Ivan Prskalo

Personal information
- Full name: Ivan Prskalo
- Date of birth: 29 March 1995 (age 31)
- Place of birth: Mostar, Bosnia and Herzegovina
- Height: 1.84 m (6 ft 1⁄2 in)
- Positions: Forward; winger;

Team information
- Current team: Brotnjo Čitluk
- Number: 21

Youth career
- 2005–2010: NK Međugorje
- 2010–2012: Dinamo Zagreb
- 2012–2014: Hajduk Split

Senior career*
- Years: Team / Apps / (Gls)
- 2014–2016: Hajduk Split B / 33 / (14)
- 2014–2016: Hajduk Split / 6 / (0)
- 2015: → Sesvete (loan) / 19 / (12)
- 2016: Cibalia / 4 / (0)
- 2016–2017: Gorica / 21 / (5)
- 2017: NK Pajde Möhlin / 11 / (5)
- 2018: Imotski / 8 / (7)
- 2018–2019: Solin / 5 / (0)
- 2019: GOŠK Gabela / 5 / (0)
- 2019: Njarðvík / 12 / (5)
- 2020: Neretvanac Opuzen / 3 / (0)
- 2020: Njarðvík / 12 / (6)
- 2020–2021: Neretva Metković / 22 / (5)
- 2021–2022: Reynir Sandgerði / 28 / (12)
- 2022–: Brotnjo Čitluk / 14 / (14)

International career
- 2013: Bosnia and Herzegovina U-21 / 2 / (0)

= Ivan Prskalo =

Bosnian Croat footballer (born 1995)

Ivan Prskalo (born 29 March 1995) is a Bosnian Croat footballer who plays as a forward for Brotnjo Čitluk.

==Club career==
A native of Čitluk, and the son of the former Prva HNL player Marijo Prskalo, Prskalo started his career at the local lower-tier side NK Međugorje, before moving to GNK Dinamo Zagreb, aged 14. He remained at the club until the summer of 2012, when he moved to the academy of their rivals HNK Hajduk Split, the team which he supports. He established himself as a first-team regular for the U19 side, becoming the top scorer of the Prva HNL Academy U19 league for the 2013/14 season with 17 goals.

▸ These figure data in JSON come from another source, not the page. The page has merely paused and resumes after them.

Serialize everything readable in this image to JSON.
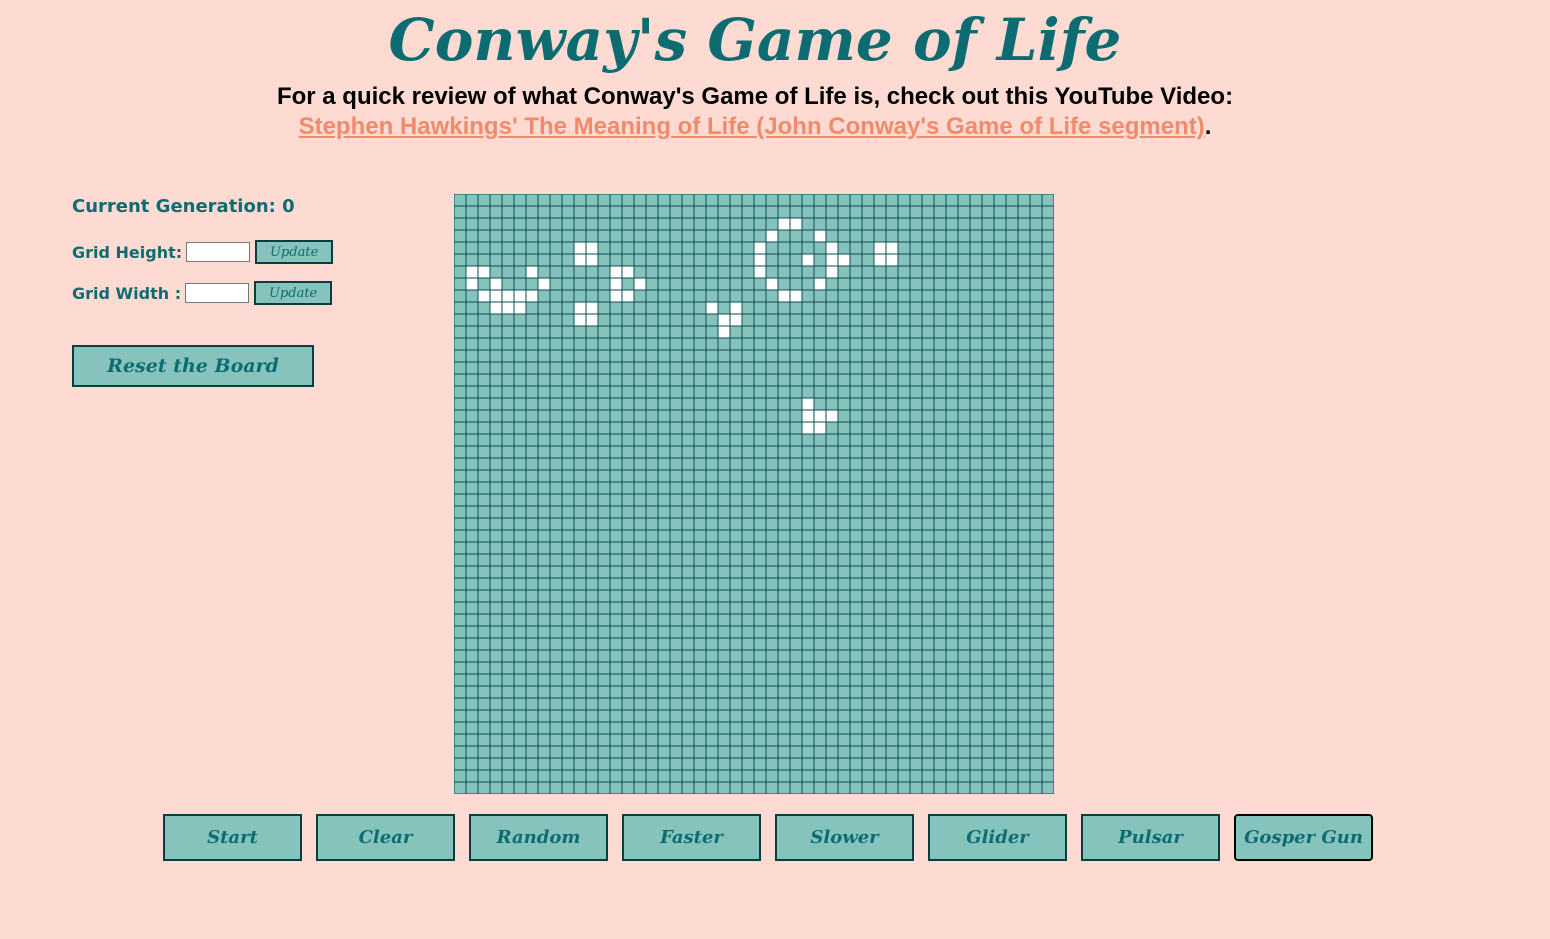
{
  "header": {
    "title": "Conway's Game of Life",
    "intro_text": "For a quick review of what Conway's Game of Life is, check out this YouTube Video:",
    "video_link_text": "Stephen Hawkings' The Meaning of Life (John Conway's Game of Life segment)",
    "trailing_period": "."
  },
  "controls": {
    "generation_label": "Current Generation: 0",
    "grid_height_label": "Grid Height:",
    "grid_height_value": "",
    "grid_width_label": "Grid Width :",
    "grid_width_value": "",
    "update_label": "Update",
    "reset_label": "Reset the Board"
  },
  "board": {
    "rows": 50,
    "cols": 50,
    "dead_color": "#86c3bc",
    "live_color": "#ffffff",
    "line_color": "#0a4f55",
    "live_cells": [
      [
        2,
        27
      ],
      [
        2,
        28
      ],
      [
        3,
        26
      ],
      [
        3,
        30
      ],
      [
        4,
        10
      ],
      [
        4,
        11
      ],
      [
        4,
        25
      ],
      [
        4,
        31
      ],
      [
        4,
        35
      ],
      [
        4,
        36
      ],
      [
        5,
        10
      ],
      [
        5,
        11
      ],
      [
        5,
        25
      ],
      [
        5,
        29
      ],
      [
        5,
        31
      ],
      [
        5,
        32
      ],
      [
        5,
        35
      ],
      [
        5,
        36
      ],
      [
        6,
        1
      ],
      [
        6,
        2
      ],
      [
        6,
        6
      ],
      [
        6,
        13
      ],
      [
        6,
        14
      ],
      [
        6,
        25
      ],
      [
        6,
        31
      ],
      [
        7,
        1
      ],
      [
        7,
        3
      ],
      [
        7,
        7
      ],
      [
        7,
        13
      ],
      [
        7,
        15
      ],
      [
        7,
        26
      ],
      [
        7,
        30
      ],
      [
        8,
        2
      ],
      [
        8,
        3
      ],
      [
        8,
        4
      ],
      [
        8,
        5
      ],
      [
        8,
        6
      ],
      [
        8,
        13
      ],
      [
        8,
        14
      ],
      [
        8,
        27
      ],
      [
        8,
        28
      ],
      [
        9,
        3
      ],
      [
        9,
        4
      ],
      [
        9,
        5
      ],
      [
        9,
        10
      ],
      [
        9,
        11
      ],
      [
        9,
        21
      ],
      [
        9,
        23
      ],
      [
        10,
        10
      ],
      [
        10,
        11
      ],
      [
        10,
        22
      ],
      [
        10,
        23
      ],
      [
        11,
        22
      ],
      [
        17,
        29
      ],
      [
        18,
        29
      ],
      [
        18,
        30
      ],
      [
        18,
        31
      ],
      [
        19,
        29
      ],
      [
        19,
        30
      ]
    ]
  },
  "bottom_buttons": [
    "Start",
    "Clear",
    "Random",
    "Faster",
    "Slower",
    "Glider",
    "Pulsar",
    "Gosper Gun"
  ]
}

During the 2014–15 season he established himself as a regular in Hajduk's Treća HNL reserve team, before making his Prva HNL debut, coming in the 82. minute of the 2–1 home win against NK Osijek for Dejan Mezga.

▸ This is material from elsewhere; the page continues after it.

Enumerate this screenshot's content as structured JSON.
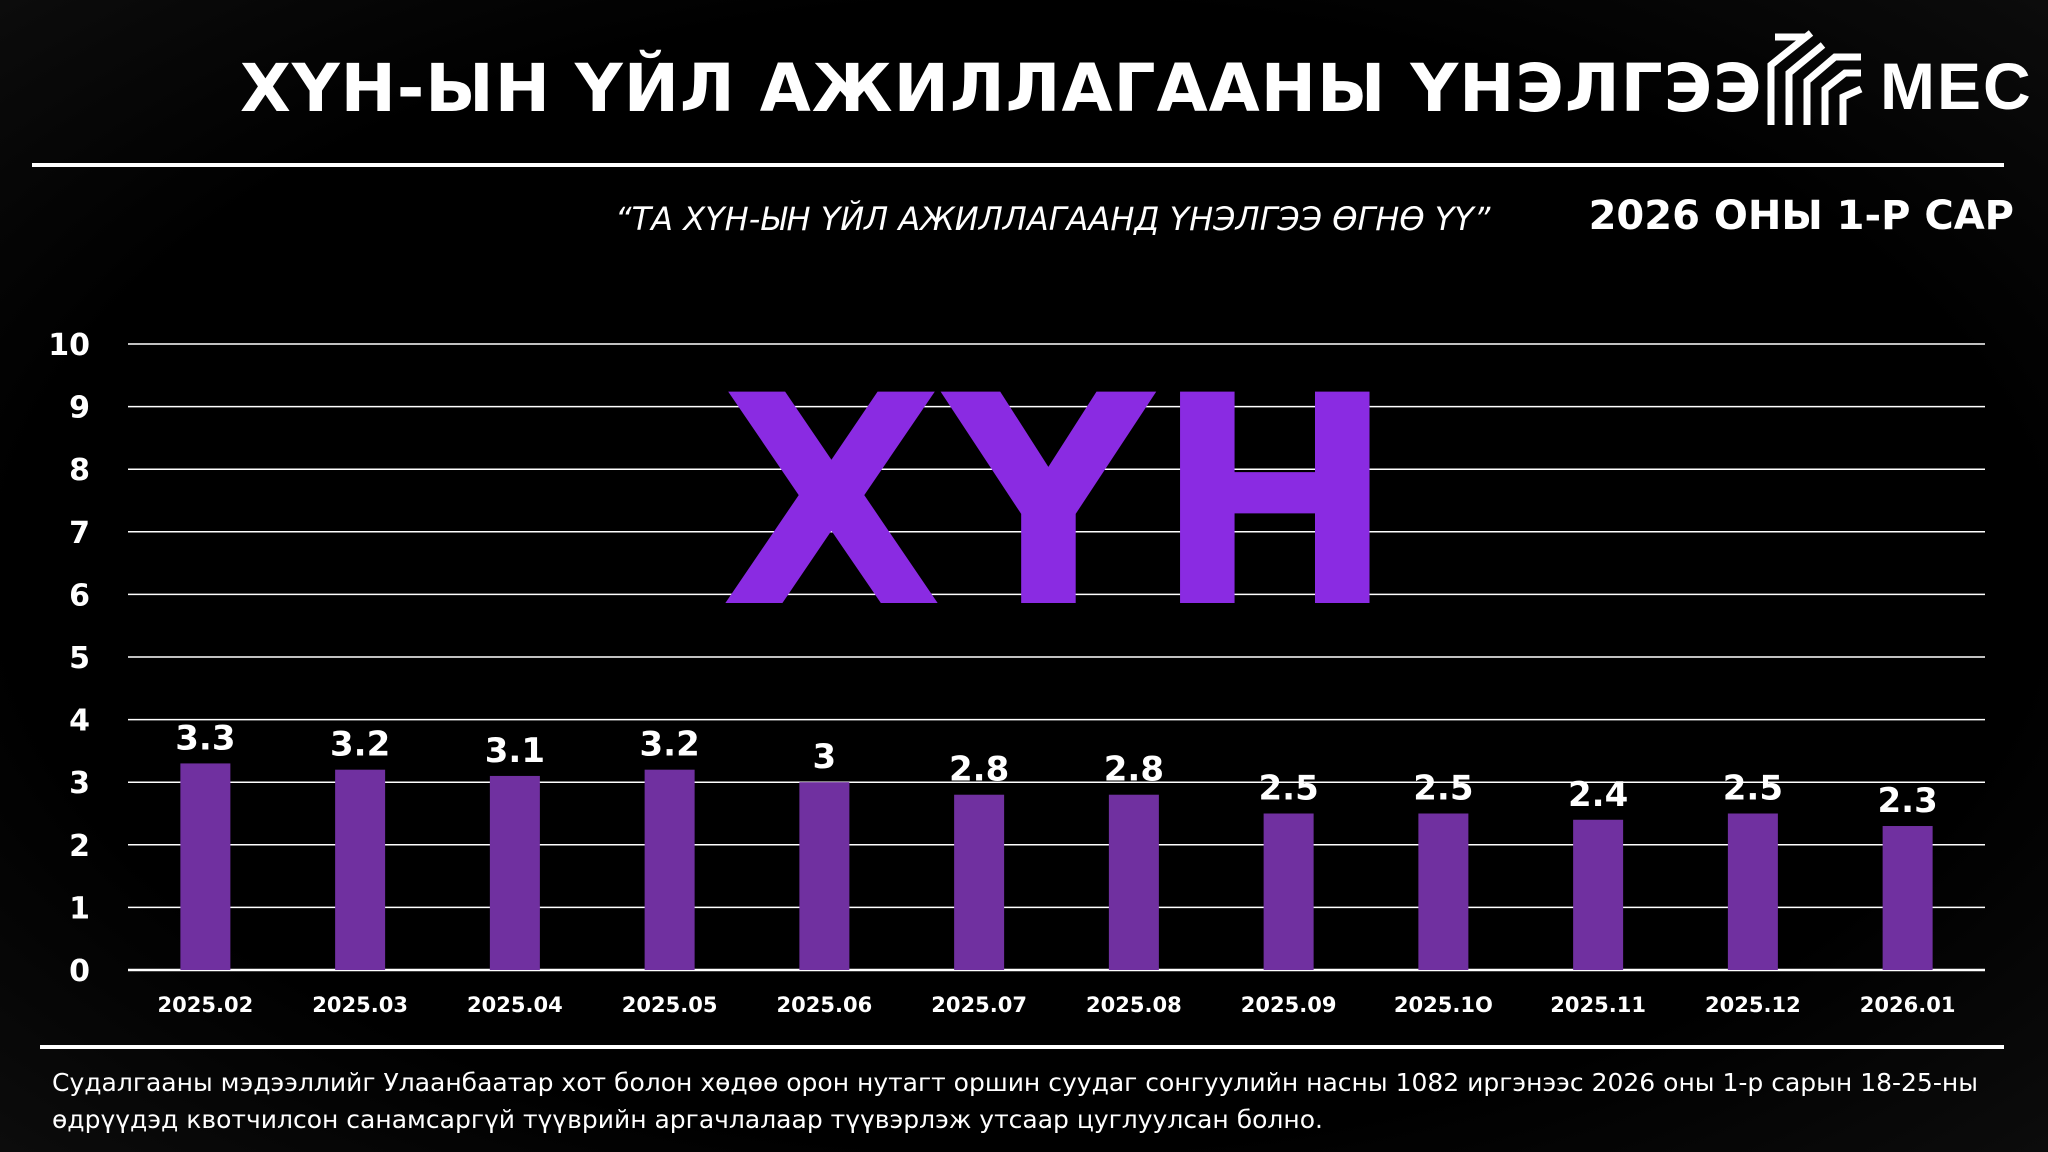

Sent on loan to the Druga HNL side NK Sesvete he made a strong start to the season with 7 goals scored in the first 9 games. He was called back to Hajduk during the winter preparations of 2016, but he played only 2 games during the spring part of the season. On 7 June 2016, his contract with Hajduk was terminated and after a trial period he joined HNK Cibalia.